Al ver a un rey con su túnica, atacaron con furia a Josafat y rodearon su carro. Sus gritos de rescate les mostraron que él no era Acab, y se volvieron. Pero el disfraz de Acab no lo salvó. Un sirio -los judíos dicen que era Naamán- sacó un arco sin un objetivo particular, y la flecha golpeó a Acab en el lugar entre la armadura superior e inferior. Sintiendo que la herida era mortal, ordenó a su auriga que girara las manos y lo expulsara del creciente rugido del tumulto.

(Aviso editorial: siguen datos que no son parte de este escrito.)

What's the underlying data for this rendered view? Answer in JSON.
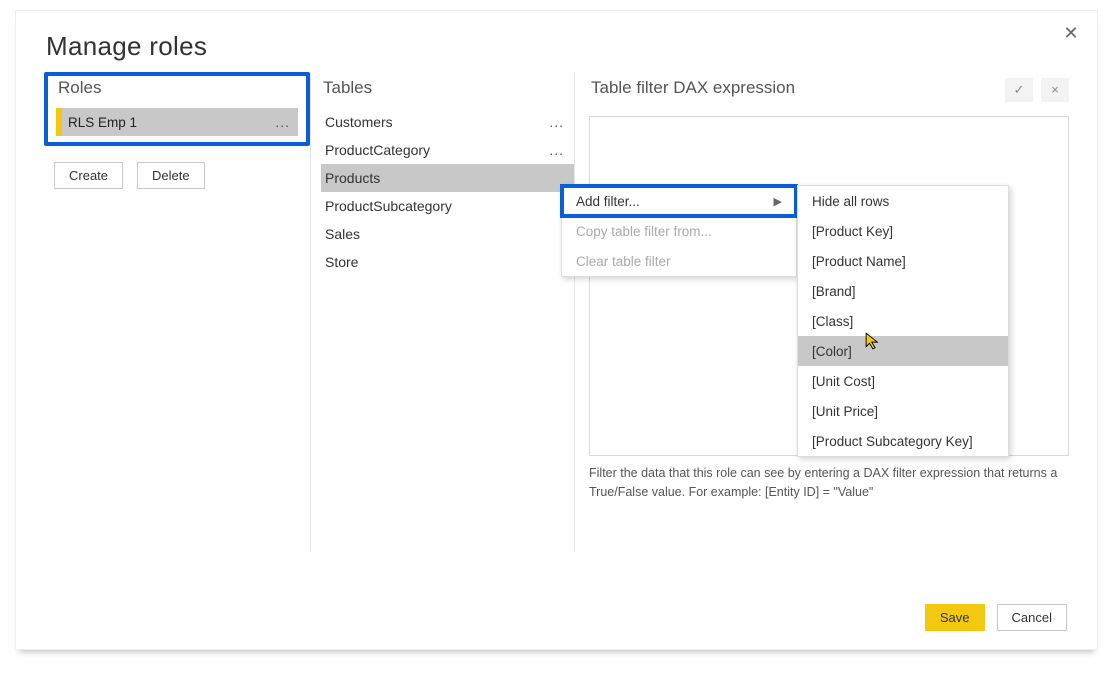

Pero no quiso abandonar por completo la lucha, y con heroica fortaleza permaneció de pie en su carro a pesar de la agonía. Todo el día la sangre siguió fluyendo hacia el hueco del carro. Al anochecer, los sirios tuvieron que retirarse derrotados, pero Acab murió. La noticia de la muerte del rey fue proclamada al atardecer por el heraldo, y se elevó el grito que ordenó a las huestes disolverse y regresar a casa.

Llevaron el cuerpo del rey a Samaria y lo enterraron. Lavaron el carro ensangrentado en el estanque fuera de la ciudad, y allí los perros lamieron la sangre del rey, y las rameras devotas de Asera se bañaron en las aguas teñidas de sangre, como había profetizado Elías.

Así terminó el reinado de un rey que construyó ciudades y palacios de marfil, y luchó como un héroe contra los enemigos de su país, pero que nunca había sabido cómo gobernar su propia casa. Él había hecho un guiño a las atrocidades cometidas en su nombre por su reina de Tiro, se había conjurado con sus innovaciones idólatras y no había puesto obstáculo en el camino de sus persecuciones. Las personas que pudieron haber olvidado o tolerado todo lo demás nunca olvidaron la lapidación y el expolio de Nabot y sus hijos, y su muerte fue considerada como una retribución por este crimen.